Finding myself in a world that wanted the person they had always known was very difficult. For many years I refused to celebrate any holiday as the memories were just too intense. I stopped, in time, caring how I looked or how my surroundings looked, a deep depression for which a pill was just something to help everyone else as it dulled the sharp corners of this unwanted wisdom. When others had rejoined their lives, I stopped joining them along their journey, it was far too difficult to stay silent as others expected me to be me and I was no longer that person. They could not see this or even begin to comprehend the extent to which I needed to find the new me and this was not always by doing the things I had done in the past which reminded me who I no longer was, intensely.
What did I need as the shock wore off? I needed others to comprehend that the person they knew was no longer here. I needed others to explore the new world I was now in with me. I needed everyone to stop being so disappointed that I was no longer the person I had once been. I looked the same, my voice sounded familiar and most mannerisms remained constant but inwardly it was completely changed with no one to share it with. I needed others to bury the former person I had been, my Daughters Mother, with her and get to know the new me. They might like me, they might not but one thing for certain is that the unwanted wisdom changed me completely.

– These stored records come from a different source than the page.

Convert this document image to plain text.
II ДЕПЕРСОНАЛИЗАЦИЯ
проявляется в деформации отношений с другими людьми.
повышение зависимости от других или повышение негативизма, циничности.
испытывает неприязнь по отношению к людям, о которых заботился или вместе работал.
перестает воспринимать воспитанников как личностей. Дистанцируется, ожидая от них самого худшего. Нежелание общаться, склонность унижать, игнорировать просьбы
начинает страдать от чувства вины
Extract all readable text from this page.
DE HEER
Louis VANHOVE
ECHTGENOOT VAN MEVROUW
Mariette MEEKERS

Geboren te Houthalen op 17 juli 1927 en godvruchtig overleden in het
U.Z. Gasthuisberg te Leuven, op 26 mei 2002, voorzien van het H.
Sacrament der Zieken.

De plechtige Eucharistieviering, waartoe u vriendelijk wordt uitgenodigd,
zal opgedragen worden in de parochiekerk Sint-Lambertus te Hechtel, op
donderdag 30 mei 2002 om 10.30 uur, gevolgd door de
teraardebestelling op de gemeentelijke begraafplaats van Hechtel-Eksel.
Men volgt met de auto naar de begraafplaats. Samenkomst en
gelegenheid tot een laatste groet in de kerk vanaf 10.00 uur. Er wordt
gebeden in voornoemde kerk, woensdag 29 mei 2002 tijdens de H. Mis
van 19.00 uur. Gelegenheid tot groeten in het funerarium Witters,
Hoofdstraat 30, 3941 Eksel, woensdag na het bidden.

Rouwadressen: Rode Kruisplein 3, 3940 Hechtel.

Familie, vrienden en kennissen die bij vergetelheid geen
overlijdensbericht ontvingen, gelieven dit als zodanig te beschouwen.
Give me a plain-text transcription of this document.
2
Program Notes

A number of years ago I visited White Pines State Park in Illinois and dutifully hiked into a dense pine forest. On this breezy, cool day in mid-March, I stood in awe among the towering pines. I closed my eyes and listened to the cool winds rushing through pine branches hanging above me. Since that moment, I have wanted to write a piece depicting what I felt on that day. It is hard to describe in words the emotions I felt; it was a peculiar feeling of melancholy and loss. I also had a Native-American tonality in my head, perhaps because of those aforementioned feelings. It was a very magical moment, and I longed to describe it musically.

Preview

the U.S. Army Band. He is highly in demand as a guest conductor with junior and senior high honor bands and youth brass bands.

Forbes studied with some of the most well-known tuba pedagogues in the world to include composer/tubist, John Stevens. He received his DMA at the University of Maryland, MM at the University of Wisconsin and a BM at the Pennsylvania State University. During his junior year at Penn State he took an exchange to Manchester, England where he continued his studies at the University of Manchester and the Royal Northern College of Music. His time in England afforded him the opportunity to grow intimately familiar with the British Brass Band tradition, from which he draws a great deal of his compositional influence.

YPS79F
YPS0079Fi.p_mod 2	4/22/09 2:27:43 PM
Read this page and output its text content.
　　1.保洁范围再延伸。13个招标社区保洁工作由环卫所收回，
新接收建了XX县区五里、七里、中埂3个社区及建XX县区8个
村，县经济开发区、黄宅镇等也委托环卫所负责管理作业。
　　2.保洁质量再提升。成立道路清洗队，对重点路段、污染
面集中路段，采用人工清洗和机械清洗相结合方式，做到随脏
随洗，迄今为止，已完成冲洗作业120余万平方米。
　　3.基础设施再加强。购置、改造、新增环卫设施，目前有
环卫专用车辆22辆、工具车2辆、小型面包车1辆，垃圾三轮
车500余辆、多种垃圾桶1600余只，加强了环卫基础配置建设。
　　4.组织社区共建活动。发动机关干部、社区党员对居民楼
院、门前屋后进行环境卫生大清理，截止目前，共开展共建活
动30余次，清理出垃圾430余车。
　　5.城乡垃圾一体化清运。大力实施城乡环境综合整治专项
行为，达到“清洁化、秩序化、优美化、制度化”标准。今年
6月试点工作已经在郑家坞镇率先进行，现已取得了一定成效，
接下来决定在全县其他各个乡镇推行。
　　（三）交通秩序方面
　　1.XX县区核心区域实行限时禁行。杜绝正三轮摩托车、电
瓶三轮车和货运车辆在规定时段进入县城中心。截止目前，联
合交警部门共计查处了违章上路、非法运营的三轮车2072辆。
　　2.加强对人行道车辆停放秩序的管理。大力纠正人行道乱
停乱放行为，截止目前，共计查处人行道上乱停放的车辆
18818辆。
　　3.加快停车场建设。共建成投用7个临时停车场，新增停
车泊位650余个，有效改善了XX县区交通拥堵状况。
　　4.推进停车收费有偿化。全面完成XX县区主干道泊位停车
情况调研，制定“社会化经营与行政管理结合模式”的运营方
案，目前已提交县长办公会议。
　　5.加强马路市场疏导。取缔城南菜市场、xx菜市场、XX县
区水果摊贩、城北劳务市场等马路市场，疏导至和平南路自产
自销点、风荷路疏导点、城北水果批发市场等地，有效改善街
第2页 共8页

It might sound as if I hate the unwanted wisdom? I hate the way this particular wisdom happens but not the wisdom itself. See, I have a deeper understanding of the bonds between each of us than most might. I have a deeper relationship with myself than most. I love more deeply than anyone without this wisdom might fully appreciate and value those that I love with all that I am. I see the world in a very different way than those without the wisdom. The view from this new perspective is more compassionate, fearlessly protective and willing to do whatever it takes to help those that I love be at peace. Now, would others agree? Most probably not but then again, they are not a member of this club and I hope they never are.
Each member of this club gains its own insights based on whatever it is that they need to go forward. They will go forward, with or without you, that choice is yours. Will you like the new person emerging? Will you enjoy the company of this new friend, lover, Mother, Father? Will you grieve, rage etc the lose of her and not know why your inner being is so disturbed? The only way to survive is to change and losing a child changed everything.
About the Author: Lost her 17 year old Daughter in a roll over car accident and for 23 years tried to make some sense of the totality of the event. Her Daughter was a multiple organ donor (at her own request and lovingly carried out these wishes by the Author) giving 2 women the chance to raise their own children through kidney transplantation and another little girl a new heart. Neither therapy or drugs could heal the broken heart she suffered so she found her own truth and healed herself.